LOCATION: Joplin, Missouri

COHORT: 2018

FOCUS: Ashton believes that science is only as effective as its ability to spur true social change. She cares deeply about how evidence is created, and she sees equity-driven research practices as key to disrupting the harmful power dynamics that often exist between researchers, community organizations, funders, and policymakers. As a social scientist and qualitative methodologist, Ashton works directly with residents and quality-of-life providers in under-resourced communities to add their expert voices to conversations about their most pressing social and health challenges, and the resources needed to address them. Through her work, Ashton challenges research methods that produce half-truths, leverages the power of stories as science, and invests in community-rooted partnerships to bring social science research beyond laboratories and into the lived experience.
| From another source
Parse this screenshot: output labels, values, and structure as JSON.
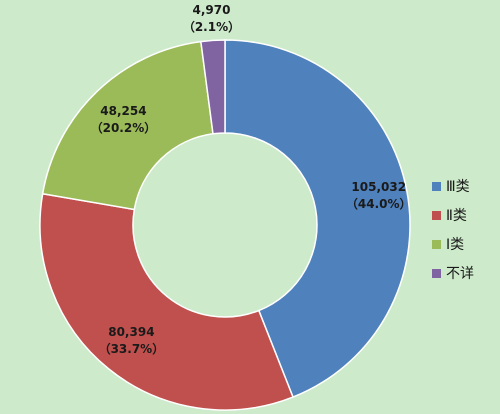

Ashton Chapman, PhD, Social Scientist, Social Grove

Ashton’s passion for translating science to practice can be traced back to her personal experiences growing up in a small, rural community where she learned firsthand the unique health-related inequities and hardships rural families face, as well as the strength and resourcefulness they bring to finding solutions. Noticing that their voices were often missing from programs and policies created for them (rather than with them), Ashton now uses her research training to draw attention to the power and importance of community voice and self-determination in research and evaluation processes. Trained in Human Environmental Sciences, with specific expertise in qualitative methodology, family systems, rural health, and gerontology, Ashton’s work acknowledges and honors the intersecting intrapersonal, interpersonal, and systemic forces that shape opportunities for folks to live their happiest, healthiest lives.